Hi! This is Mike from Everything Is Amazing, a newsletter about science, curiosity, attention and wonder.
We’re still between seasons here, after the last one wrapped at the end of July. But it’s still gloriously sunny outside my window, the evenings are still cloudless and golden (above, returning from Arran a few days ago), and it’s still warm enough to go swimming in the sea here in Western Scotland. So I’m making the somewhat unscientific decision that it’s still summer. That’s what it clearly still is: summer! Absolutely.
And with that in mind, and since I’ll only be writing pieces for paid subscribers for the next week or so, I’m about to recommend a book to all of you, because it’s well-documented that most people read more books in the summer.
(For the record, this has always confused me a bit. I read most when the weather outside is ‘orrible - something about a warm drink bringing life back into your deadened fingers, your woolly-socked feet curled up under you on the sofa, the rain splattering merrily against the window. Something about the right biscuits. These are my book times. But apparently the modern publishing scene is powered by beaches, and as it’s still summer in the Northern Hemisphere, you’re probably more in the mood for a good book and I’m going with that.)
The book I’ll suggest to you is by Katherine May, who last week saw a flying ship:
“…it’s a well-known optical illusion called a superior mirage, caused by differences in air temperature - essentially, the air at the line of sight is cooler than the air above it (it’s normally the other way around). This temperature inversion causes light to refract differently, bending downwards. This makes objects look as if they’re floating above the solid thing on which they actually rest. Unlike the famous “fata morgana” illusion, which can make whole “fairy” cities appear in desert skies, the one I saw didn’t distort the object. It just made it look like it was a few metres above the sea at the horizon. Which was quite exciting enough for me.”
Yet again, Katherine is fascinated with exactly the same things I am - or more probably vice versa. This happens quite a lot, giving me the feeling that the most useful thing I could do with each of my newsletters is simply write “what she said!” and then link to Katherine’s Substack.
She’s also written a book about these fascinations, which came out earlier this year, and I’ll recommend it to you in the most publishing-industry-lazy-referral-copywriting sort of way because I can’t think of a clearer and more honest way to put this:
If you’ve enjoyed any part of Everything Is Amazing, I reckon you’ll love Katherine May’s Enchantment.
It’s a book about wonder, as the subtitle notes - but this is the deeply grounded version that’s most available to us every day, the kind we most neglect. You don’t have to go far to discover how infinitely fractalled our world is with mystery, hidden meaning and unexpected connection. You don’t have to go anywhere, really. It’s all right here, wherever we are in any given moment - if we can find a way to look hard enough.

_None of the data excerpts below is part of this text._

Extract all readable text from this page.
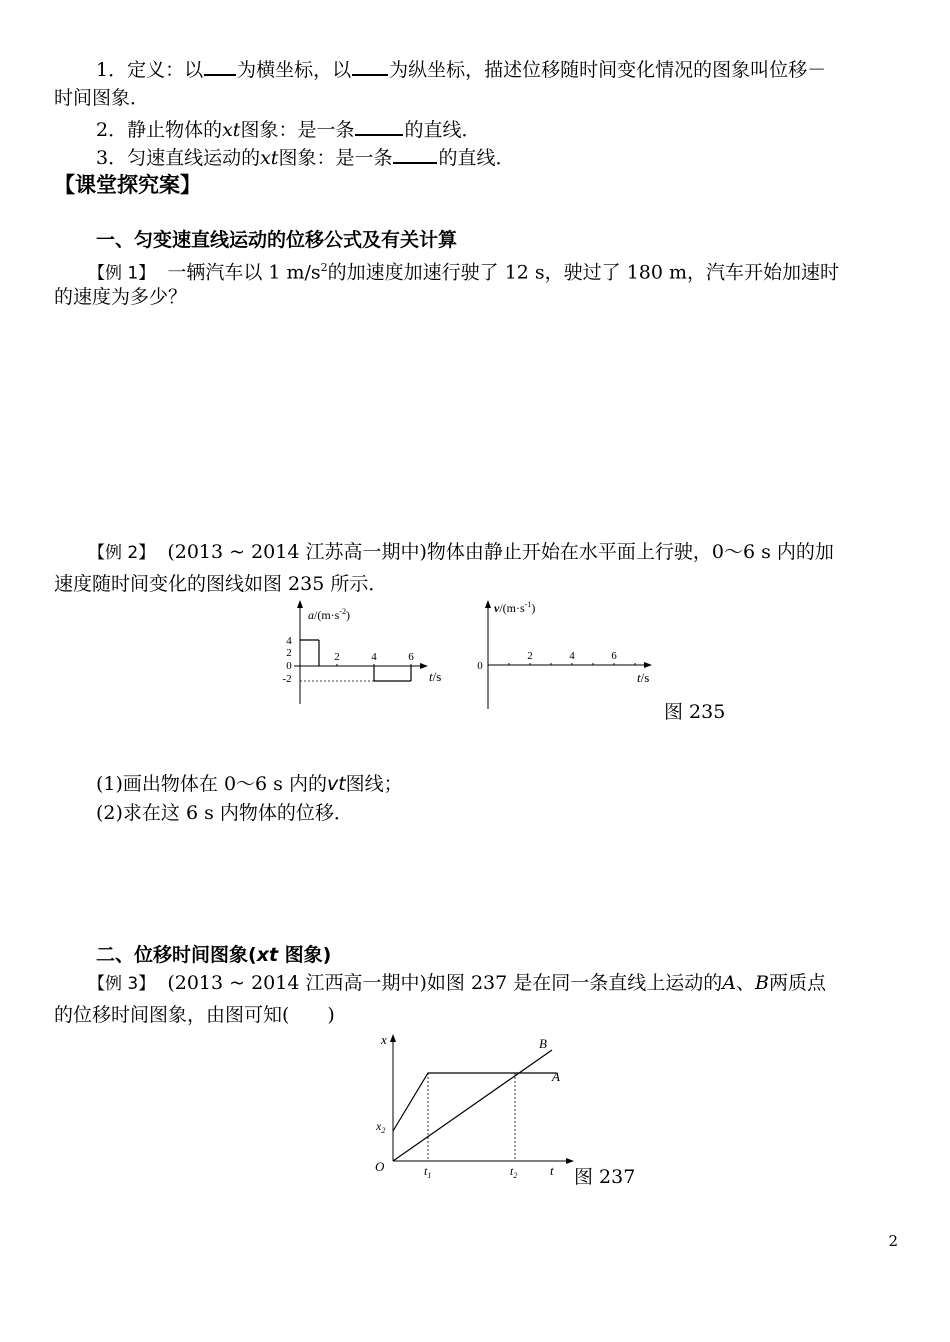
1．定义：以 为横坐标，以 为纵坐标，描述位移随时间变化情况的图象叫位移－
时间图象．
2．静止物体的xt图象：是一条	的直线．
3．匀速直线运动的xt图象：是一条 的直线．
【课堂探究案】
一、匀变速直线运动的位移公式及有关计算
【例 1】 一辆汽车以 1 $m/s^2$的加速度加速行驶了 12 s，驶过了 180 m，汽车开始加速时
的速度为多少？
【例 2】 (2013 ~ 2014 江苏高一期中)物体由静止开始在水平面上行驶，0～6 s 内的加
速度随时间变化的图线如图 235 所示．
$a/(m\cdot s^{-2})$
4
2
0
-2
2	4	6
t/s
$v/(m\cdot s^{-1})$
0
2	4	6
t/s
图 235
(1)画出物体在 0～6 s 内的vt图线；
(2)求在这 6 s 内物体的位移．
二、位移时间图象(xt 图象)
【例 3】 (2013 ~ 2014 江西高一期中)如图 237 是在同一条直线上运动的A、B两质点
的位移时间图象，由图可知(　　)
x
$x_2$
O	$t_1$	$t_2$	t
A
B
图 237
2
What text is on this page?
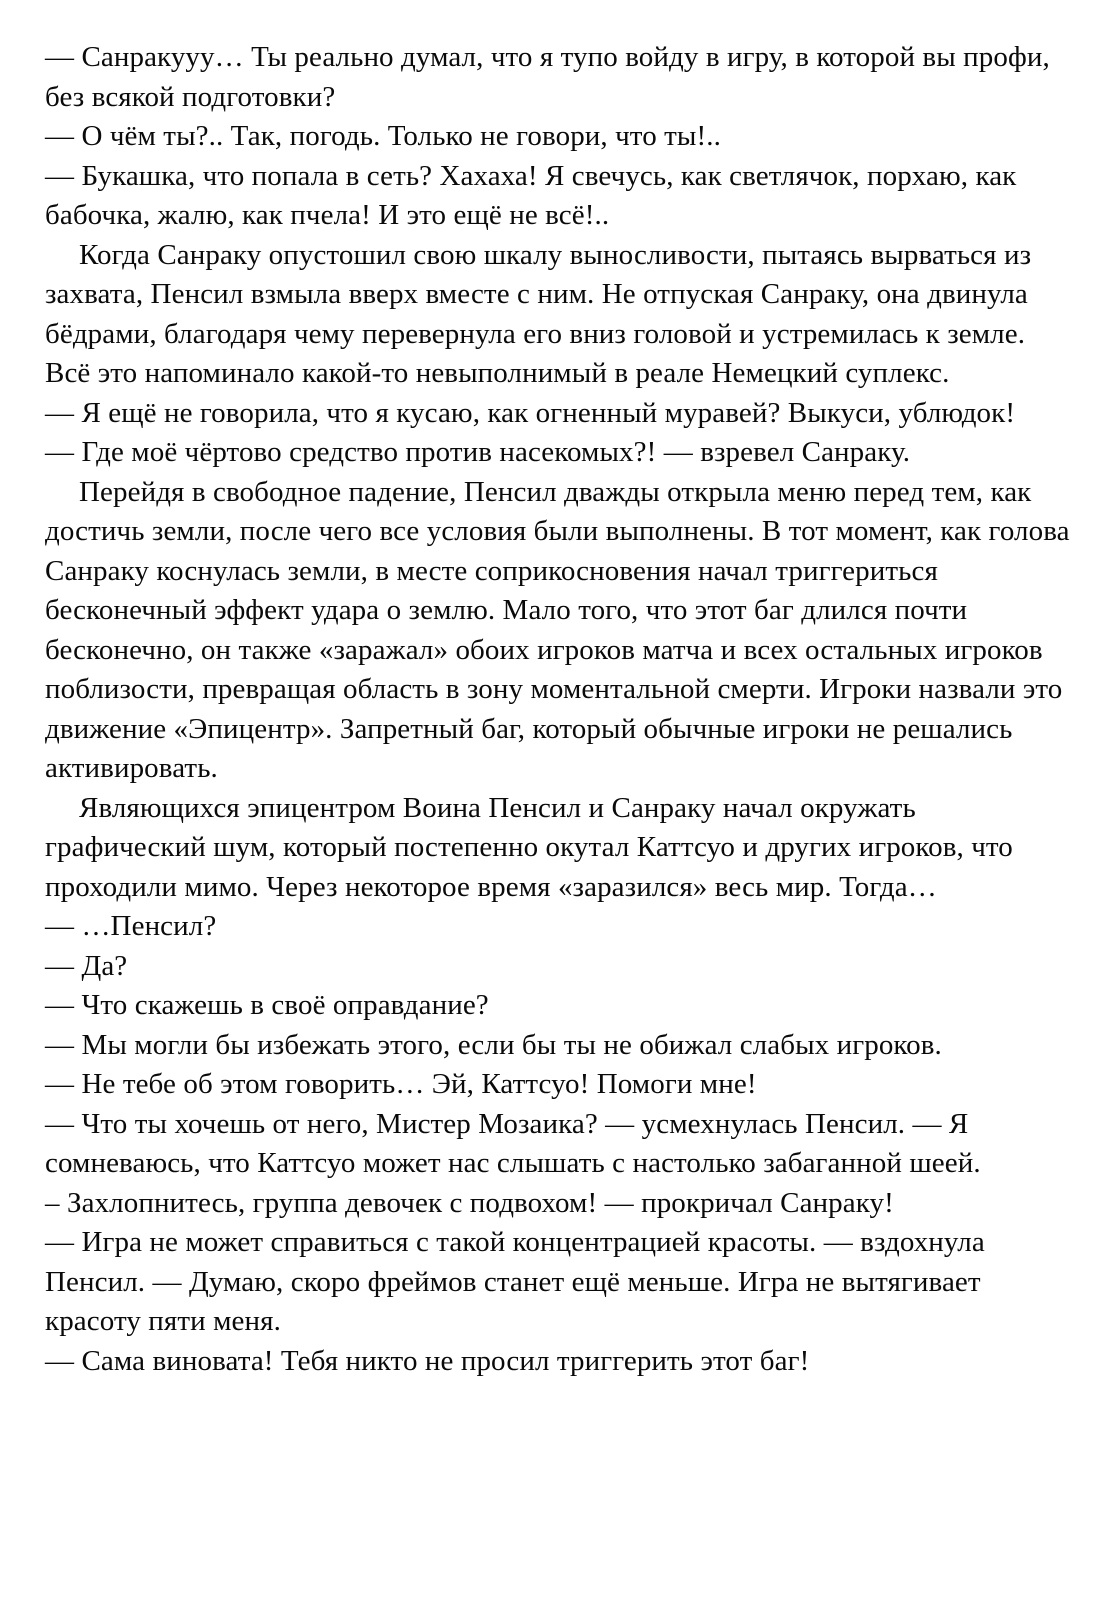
— Санракууу… Ты реально думал, что я тупо войду в игру, в которой вы профи, без всякой подготовки?

— О чём ты?.. Так, погодь. Только не говори, что ты!..

— Букашка, что попала в сеть? Хахаха! Я свечусь, как светлячок, порхаю, как бабочка, жалю, как пчела! И это ещё не всё!..

Когда Санраку опустошил свою шкалу выносливости, пытаясь вырваться из захвата, Пенсил взмыла вверх вместе с ним. Не отпуская Санраку, она двинула бёдрами, благодаря чему перевернула его вниз головой и устремилась к земле. Всё это напоминало какой-то невыполнимый в реале Немецкий суплекс.

— Я ещё не говорила, что я кусаю, как огненный муравей? Выкуси, ублюдок!

— Где моё чёртово средство против насекомых?! — взревел Санраку.

Перейдя в свободное падение, Пенсил дважды открыла меню перед тем, как достичь земли, после чего все условия были выполнены. В тот момент, как голова Санраку коснулась земли, в месте соприкосновения начал триггериться бесконечный эффект удара о землю. Мало того, что этот баг длился почти бесконечно, он также «заражал» обоих игроков матча и всех остальных игроков поблизости, превращая область в зону моментальной смерти. Игроки назвали это движение «Эпицентр». Запретный баг, который обычные игроки не решались активировать.

Являющихся эпицентром Воина Пенсил и Санраку начал окружать графический шум, который постепенно окутал Каттсуо и других игроков, что проходили мимо. Через некоторое время «заразился» весь мир. Тогда…

— …Пенсил?

— Да?

— Что скажешь в своё оправдание?

— Мы могли бы избежать этого, если бы ты не обижал слабых игроков.

— Не тебе об этом говорить… Эй, Каттсуо! Помоги мне!

— Что ты хочешь от него, Мистер Мозаика? — усмехнулась Пенсил. — Я сомневаюсь, что Каттсуо может нас слышать с настолько забаганной шеей.

– Захлопнитесь, группа девочек с подвохом! — прокричал Санраку!

— Игра не может справиться с такой концентрацией красоты. — вздохнула Пенсил. — Думаю, скоро фреймов станет ещё меньше. Игра не вытягивает красоту пяти меня.

— Сама виновата! Тебя никто не просил триггерить этот баг!
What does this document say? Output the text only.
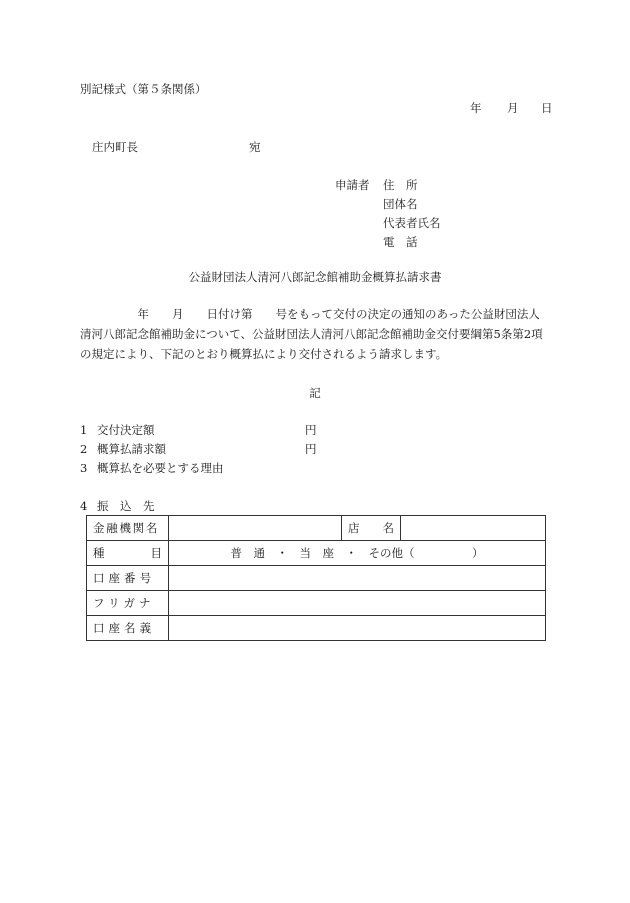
別記様式（第５条関係）
年 月 日
庄内町長	宛
申請者 住　所
団体名
代表者氏名
電　話
公益財団法人清河八郎記念館補助金概算払請求書
　　　　　年　　月　　日付け第　　号をもって交付の決定の通知のあった公益財団法人
清河八郎記念館補助金について、公益財団法人清河八郎記念館補助金交付要綱第5条第2項
の規定により、下記のとおり概算払により交付されるよう請求します。
記
1 交付決定額	円
2 概算払請求額	円
3 概算払を必要とする理由
4 振　込　先
金融機関名		店　　名	
種　　　　目	普　通　・　当　座　・　その他（　　　　　）		
口座番号			
フリガナ			
口座名義			
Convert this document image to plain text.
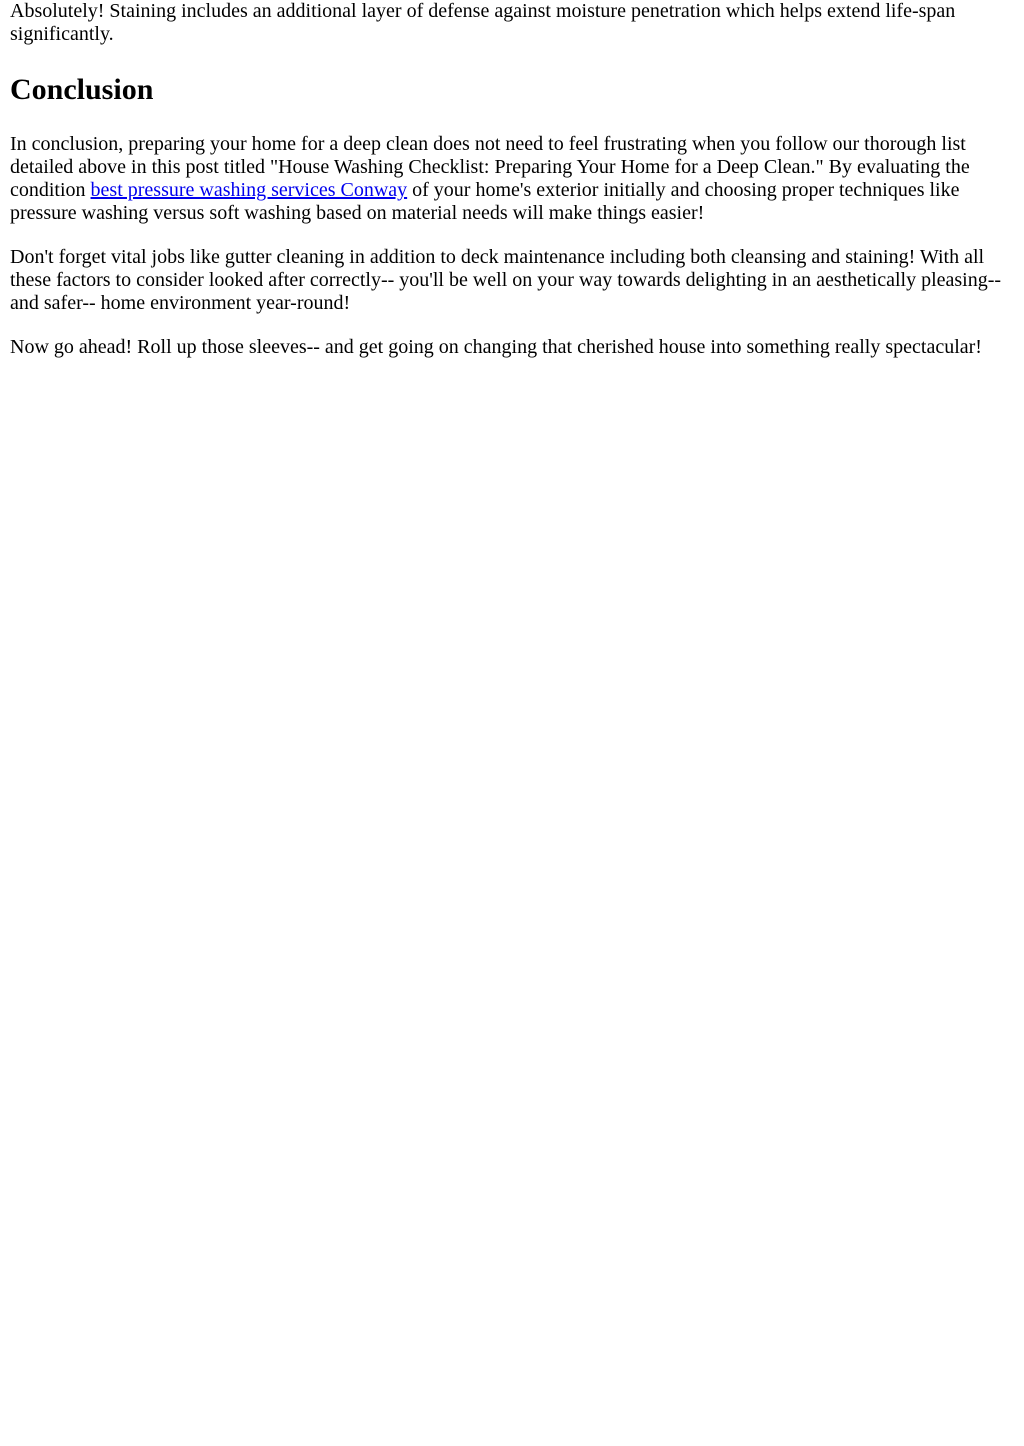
Absolutely! Staining includes an additional layer of defense against moisture penetration which helps extend life-span significantly.

Conclusion

In conclusion, preparing your home for a deep clean does not need to feel frustrating when you follow our thorough list detailed above in this post titled "House Washing Checklist: Preparing Your Home for a Deep Clean." By evaluating the condition best pressure washing services Conway of your home's exterior initially and choosing proper techniques like pressure washing versus soft washing based on material needs will make things easier!

Don't forget vital jobs like gutter cleaning in addition to deck maintenance including both cleansing and staining! With all these factors to consider looked after correctly-- you'll be well on your way towards delighting in an aesthetically pleasing-- and safer-- home environment year-round!

Now go ahead! Roll up those sleeves-- and get going on changing that cherished house into something really spectacular!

(I often get pushback about the title of my newsletter. Am I really claiming that pollution, injustice, environmental collapse and the war in Ukraine are “amazing”? What the hell is wrong with me? So I explain I meant it the other way, where the word means containing endless potential to surprise you. It’s not about pursuing something as fleeting and fickle as happiness - it’s about protecting yourself from the corrosive ravages of boredom, cynicism and hopelessness.)
So. If it wasn’t a breathtakingly cheeky appropriation of someone else’s work, I’d change my About page to say “For an introduction to my newsletter, read Enchantment”. Katherine would be forced to send her lawyers after me and it’d all get very ugly. For reasons of brand security and professional cowardice, I won’t be doing any such damnfool thing.
But hey, do read Enchantment. There’s no better way into this stuff.
HAPPENING TODAY!
As paid subscribers of EiA already know, I’m actually having a live conversation with Katherine in just a few hours. The details are here, and at the bottom of Katherine’s post here.
If you’re a free reader of EiA and want to listen in, I recommend going over to Katherine’s Substack The Clearing and becoming one of her paid subscribers, which will get you access to the event and so much more. You won’t regret it: her work is sublime and calming and welcoming & you will want to read all of it from beginning to end.
(And again, get that copy of Enchantment. You’ll want to read all of that as well.)
Back soon!
- M
Miiiiike! I can’t wait to chat tonight - and yes, I’m convinced we’re kindred sprits. I’ve stood down my team of lawyers, just this once.
This summer reading thing is so weird. Reading on the beach is an absolute nightmare. It is the WORST place to read!